Looking for goats to scape


It is by no means a feature unique to our times that we tend to look for scapegoats to blame for our own ills or those of society at large. Sacrifice of scapegoats is as old as human history itself. The relatively modern expression “othering” is an updated term for this phenomenon and has given rise to a great deal of academic work and popular expression, much of it constructive and ultimately seeking reconciliation but by no means all of it.


I tangentially mentioned Schumpeterian “creative destruction” in a previous post (https://www.baloghblog.uk/post/coronavirus-and-a-loss-of-social-capital-from-thinner-random-interaction) and it got me thinking about the nature of renewal in these times.
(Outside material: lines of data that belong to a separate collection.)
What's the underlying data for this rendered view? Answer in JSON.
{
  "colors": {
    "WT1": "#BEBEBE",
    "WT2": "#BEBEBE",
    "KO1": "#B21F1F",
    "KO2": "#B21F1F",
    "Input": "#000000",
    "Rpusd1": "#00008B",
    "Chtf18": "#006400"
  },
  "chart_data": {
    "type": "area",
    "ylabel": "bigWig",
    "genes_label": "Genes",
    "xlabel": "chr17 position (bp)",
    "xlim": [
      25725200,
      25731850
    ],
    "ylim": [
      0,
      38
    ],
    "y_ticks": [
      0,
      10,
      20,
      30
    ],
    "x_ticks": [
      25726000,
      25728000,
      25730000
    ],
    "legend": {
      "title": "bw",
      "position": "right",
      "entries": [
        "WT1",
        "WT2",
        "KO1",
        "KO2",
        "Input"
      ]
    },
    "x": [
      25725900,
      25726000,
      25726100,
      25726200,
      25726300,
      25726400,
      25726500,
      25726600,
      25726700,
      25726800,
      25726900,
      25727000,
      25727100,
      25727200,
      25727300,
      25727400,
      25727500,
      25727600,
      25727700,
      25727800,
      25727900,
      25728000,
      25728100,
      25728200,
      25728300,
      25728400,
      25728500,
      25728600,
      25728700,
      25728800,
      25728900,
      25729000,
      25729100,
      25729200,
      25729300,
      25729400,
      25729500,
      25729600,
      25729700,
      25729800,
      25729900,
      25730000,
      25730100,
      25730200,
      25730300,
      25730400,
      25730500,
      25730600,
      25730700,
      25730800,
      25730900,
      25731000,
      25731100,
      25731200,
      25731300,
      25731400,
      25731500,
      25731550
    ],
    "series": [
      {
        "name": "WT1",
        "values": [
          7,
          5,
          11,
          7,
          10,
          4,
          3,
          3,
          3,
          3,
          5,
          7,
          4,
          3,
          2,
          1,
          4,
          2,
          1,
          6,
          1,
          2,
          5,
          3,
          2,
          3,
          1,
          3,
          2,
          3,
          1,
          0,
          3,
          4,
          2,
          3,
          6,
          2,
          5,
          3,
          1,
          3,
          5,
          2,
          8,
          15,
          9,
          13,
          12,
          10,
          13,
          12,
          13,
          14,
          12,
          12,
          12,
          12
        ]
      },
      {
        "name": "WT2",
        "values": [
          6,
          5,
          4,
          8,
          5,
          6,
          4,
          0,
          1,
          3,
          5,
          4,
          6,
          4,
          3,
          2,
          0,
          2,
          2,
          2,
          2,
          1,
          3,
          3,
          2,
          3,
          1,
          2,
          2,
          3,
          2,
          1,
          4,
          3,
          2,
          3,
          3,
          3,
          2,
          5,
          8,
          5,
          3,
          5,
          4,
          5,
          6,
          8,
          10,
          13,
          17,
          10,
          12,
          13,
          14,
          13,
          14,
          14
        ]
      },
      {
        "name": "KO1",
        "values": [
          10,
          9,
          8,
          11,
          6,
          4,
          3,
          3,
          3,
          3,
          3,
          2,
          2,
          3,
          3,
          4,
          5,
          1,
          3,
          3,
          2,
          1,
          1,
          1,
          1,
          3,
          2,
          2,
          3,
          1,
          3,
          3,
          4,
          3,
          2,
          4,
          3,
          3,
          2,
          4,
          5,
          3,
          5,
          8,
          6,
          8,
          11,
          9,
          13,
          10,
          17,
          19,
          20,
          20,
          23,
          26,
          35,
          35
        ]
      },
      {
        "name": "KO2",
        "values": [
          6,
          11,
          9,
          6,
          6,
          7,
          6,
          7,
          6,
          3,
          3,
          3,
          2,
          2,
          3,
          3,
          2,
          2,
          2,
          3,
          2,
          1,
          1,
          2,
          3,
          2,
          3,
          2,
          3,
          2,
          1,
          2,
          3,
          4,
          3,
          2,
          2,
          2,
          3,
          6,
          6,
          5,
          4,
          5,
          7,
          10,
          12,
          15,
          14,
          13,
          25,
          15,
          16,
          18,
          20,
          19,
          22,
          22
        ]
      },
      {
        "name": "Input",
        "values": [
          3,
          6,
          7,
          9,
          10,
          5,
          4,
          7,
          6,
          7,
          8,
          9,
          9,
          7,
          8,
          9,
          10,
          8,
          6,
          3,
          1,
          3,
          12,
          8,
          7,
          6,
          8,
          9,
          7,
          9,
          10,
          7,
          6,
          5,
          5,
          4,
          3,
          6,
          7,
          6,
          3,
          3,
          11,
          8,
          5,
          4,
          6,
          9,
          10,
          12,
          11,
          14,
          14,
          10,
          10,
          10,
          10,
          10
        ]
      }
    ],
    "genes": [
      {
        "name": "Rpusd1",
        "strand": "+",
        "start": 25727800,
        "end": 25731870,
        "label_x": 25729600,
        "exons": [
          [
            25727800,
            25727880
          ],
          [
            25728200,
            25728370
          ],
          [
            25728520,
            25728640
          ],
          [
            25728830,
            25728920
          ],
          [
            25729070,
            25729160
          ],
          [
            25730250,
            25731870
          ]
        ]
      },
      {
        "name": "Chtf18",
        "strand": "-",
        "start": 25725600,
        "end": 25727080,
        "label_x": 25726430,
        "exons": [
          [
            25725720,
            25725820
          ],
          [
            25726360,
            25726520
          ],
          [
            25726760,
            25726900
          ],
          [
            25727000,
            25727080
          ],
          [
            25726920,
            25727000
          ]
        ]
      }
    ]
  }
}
If we are to “Build Back Better”, as the current slogan would have it, on what foundational hardcore are we building, whether economic renewal or transformation of the social fabric? What are we going to reduce to rubble to create that hardcore base?


Schumpeter’s characterisation of creative destruction is sometimes cited in support of unfettered capitalism but, in fact, he was equally preoccupied by the collateral damage of social consequences and undoubted examples of waste of still-valuable financial, physical and social capital too rapidly discarded. (A decent summary and examples of creative destruction can be found at https://www.investopedia.com/terms/c/creativedestruction.asp).
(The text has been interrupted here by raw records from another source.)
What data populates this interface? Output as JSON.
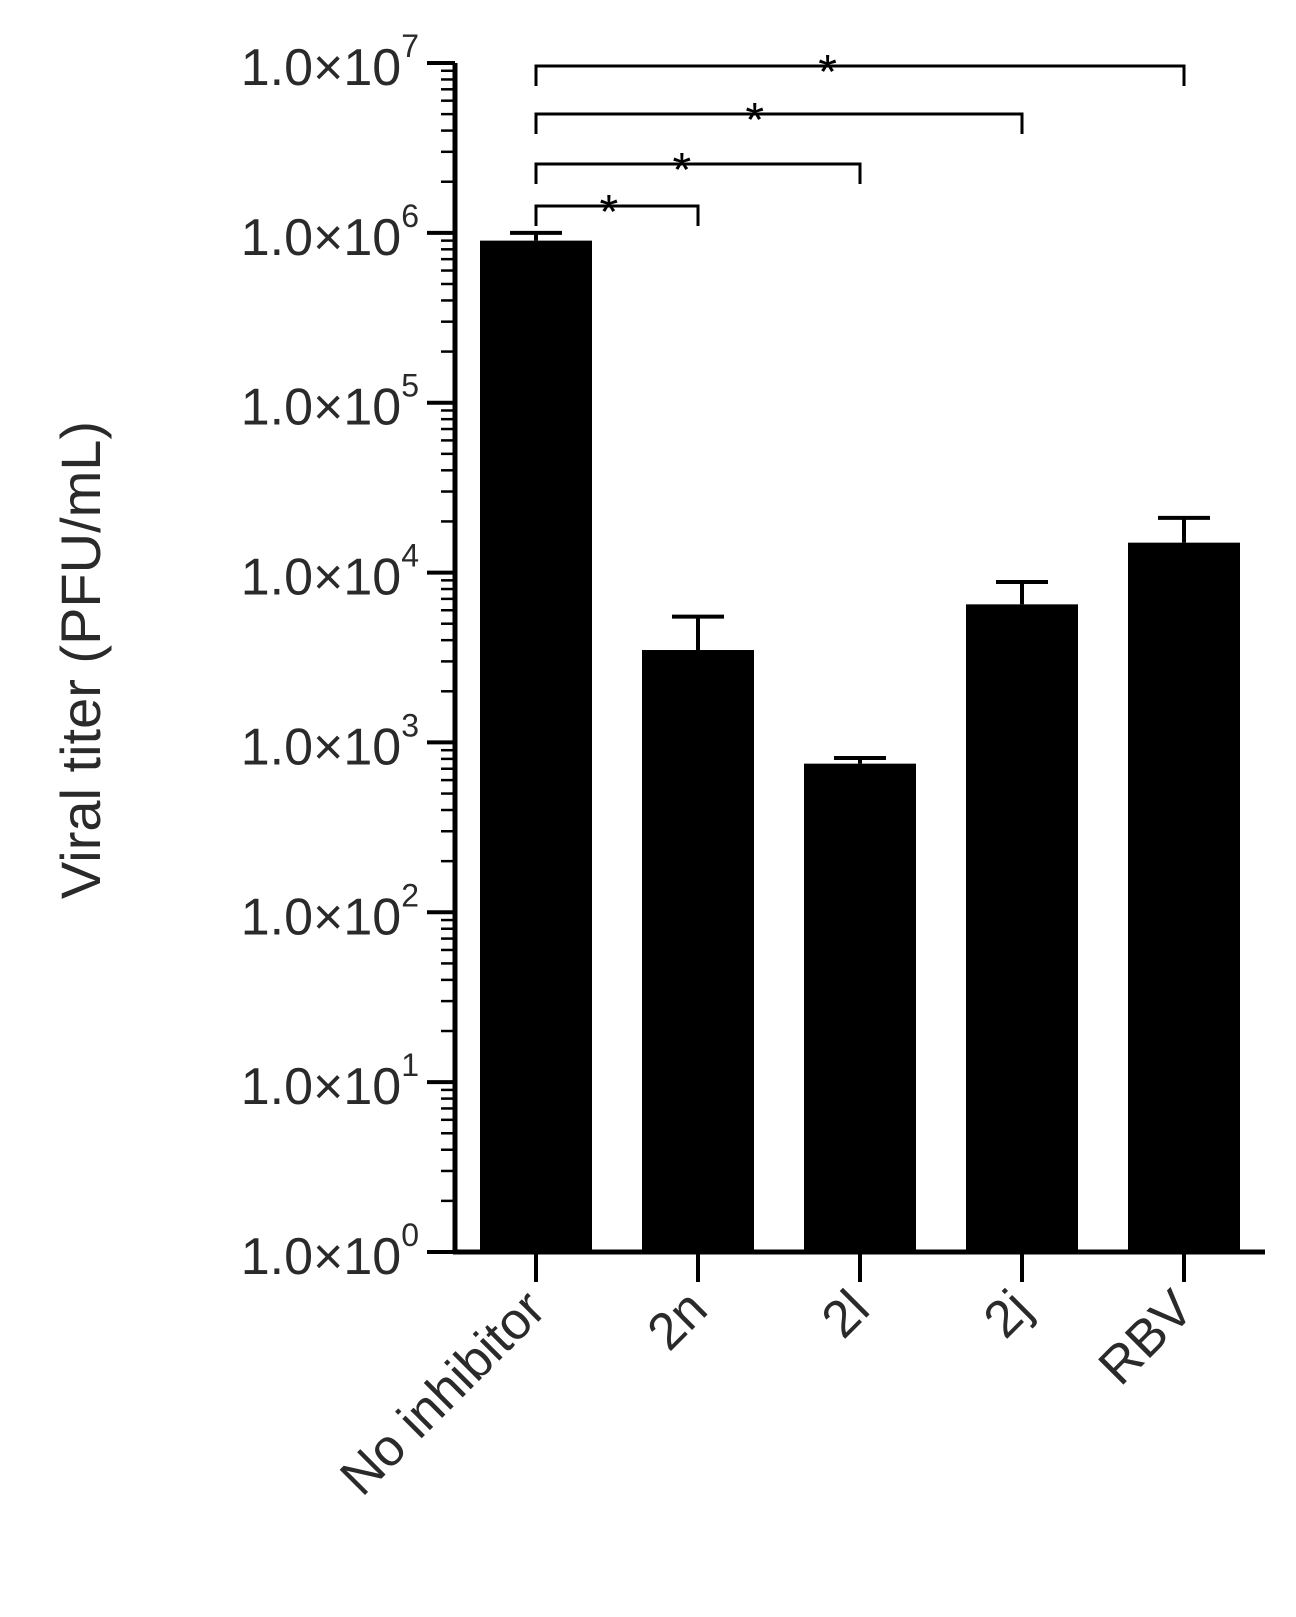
{
  "chart_data": {
    "type": "bar",
    "ylabel": "Viral titer (PFU/mL)",
    "yscale": "log",
    "ylim": [
      1,
      10000000
    ],
    "categories": [
      "No inhibitor",
      "2n",
      "2l",
      "2j",
      "RBV"
    ],
    "values": [
      900000,
      3500,
      750,
      6500,
      15000
    ],
    "errors": [
      1000000,
      5500,
      810,
      8800,
      21000
    ],
    "y_ticks": [
      {
        "value": 1,
        "base": "1.0×10",
        "exp": "0"
      },
      {
        "value": 10,
        "base": "1.0×10",
        "exp": "1"
      },
      {
        "value": 100,
        "base": "1.0×10",
        "exp": "2"
      },
      {
        "value": 1000,
        "base": "1.0×10",
        "exp": "3"
      },
      {
        "value": 10000,
        "base": "1.0×10",
        "exp": "4"
      },
      {
        "value": 100000,
        "base": "1.0×10",
        "exp": "5"
      },
      {
        "value": 1000000,
        "base": "1.0×10",
        "exp": "6"
      },
      {
        "value": 10000000,
        "base": "1.0×10",
        "exp": "7"
      }
    ],
    "significance": [
      {
        "from": "No inhibitor",
        "to": "2n",
        "label": "*"
      },
      {
        "from": "No inhibitor",
        "to": "2l",
        "label": "*"
      },
      {
        "from": "No inhibitor",
        "to": "2j",
        "label": "*"
      },
      {
        "from": "No inhibitor",
        "to": "RBV",
        "label": "*"
      }
    ],
    "colors": {
      "bar": "#000000",
      "axis": "#000000",
      "text": "#2a2a2a"
    },
    "grid": false,
    "legend": "none"
  }
}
But I was also reminded of another way of looking at renewal contained in the work of the twentieth century French philosopher René Girard, which I studied in the Theology and Philosophy Masters degree I recently took at Heythrop College, University of London.
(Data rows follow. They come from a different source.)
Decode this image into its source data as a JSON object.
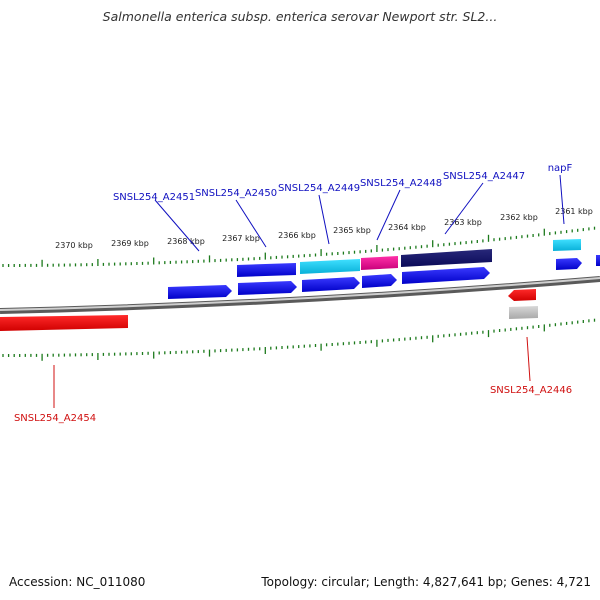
{
  "title": "Salmonella enterica subsp. enterica serovar Newport str. SL2...",
  "footer": {
    "accession": "Accession: NC_011080",
    "stats": "Topology: circular; Length: 4,827,641 bp; Genes: 4,721"
  },
  "colors": {
    "forward_gene": "#1010e0",
    "reverse_gene": "#e01010",
    "highlight_cyan": "#10c8e8",
    "highlight_magenta": "#e0108a",
    "highlight_navy": "#10106a",
    "pseudo_gray": "#b8b8b8",
    "tick": "#1c7a1c",
    "backbone": "#888888",
    "label_forward": "#1010c0",
    "label_reverse": "#d01010"
  },
  "ticks": [
    {
      "label": "2370 kbp"
    },
    {
      "label": "2369 kbp"
    },
    {
      "label": "2368 kbp"
    },
    {
      "label": "2367 kbp"
    },
    {
      "label": "2366 kbp"
    },
    {
      "label": "2365 kbp"
    },
    {
      "label": "2364 kbp"
    },
    {
      "label": "2363 kbp"
    },
    {
      "label": "2362 kbp"
    },
    {
      "label": "2361 kbp"
    }
  ],
  "gene_labels": [
    {
      "text": "SNSL254_A2451",
      "strand": "forward"
    },
    {
      "text": "SNSL254_A2450",
      "strand": "forward"
    },
    {
      "text": "SNSL254_A2449",
      "strand": "forward"
    },
    {
      "text": "SNSL254_A2448",
      "strand": "forward"
    },
    {
      "text": "SNSL254_A2447",
      "strand": "forward"
    },
    {
      "text": "napF",
      "strand": "forward"
    },
    {
      "text": "SNSL254_A2454",
      "strand": "reverse"
    },
    {
      "text": "SNSL254_A2446",
      "strand": "reverse"
    }
  ]
}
Girard came up with a concept he called “mimetic desire” that he formed into a grand theory of human behaviour. In essence, he argues that a deep-rooted aspect of the human condition is the desire to mimic others. This mimicry has a constructive and cohesive element to it but inevitably leads to rivalry that eventually threatens the community, at which point attention is suddenly focused on an identified “other” that carries the can for this tension and so must be sacrificed for the good of the whole. Once it is expelled or destroyed, the community feels a sense of elation and restoration but is doomed to repetition once tensions build again because the scapegoating act hasn’t definitively solved anything in an enduring way. There are plenty of subtleties to the theory, including the need for it to be a largely unconscious dynamic, so don’t consider my description as complete but instead take the time to read further (e.g. starting with https://iep.utm.edu/girard/).


The reason it came to mind is that in observing the current social convulsions, especially in the Western world, it seems to me there is an unmistakeable whiff of “othering”, of scapegoating, amidst genuinely constructive attempts at understanding, resolution and reconciliation. Such a tendency is accelerated when open debates are truncated, dogmatic positions are taken and crude demarcations asserted loudly and sometimes violently.


These are weighty questions to pose for myself, but I think necessary ones: to what extent am I participating in acts or schools of thought that look to “other” a person or community or crudely drawn grouping, to call them out, to label them, in the expectation that doing so will bring about some sort of expiation for social ills and a better future for me and those around me? Where is the line between legitimate cleansing and a destructive sacrifice? And, fundamentally, how sure am I that it will lead to real resolution?


At bottom, according to Girard, once today’s scapegoat has been sacrificed, another must be found. What social rubble from this round of sacrifice then will make up the hardcore for the next round?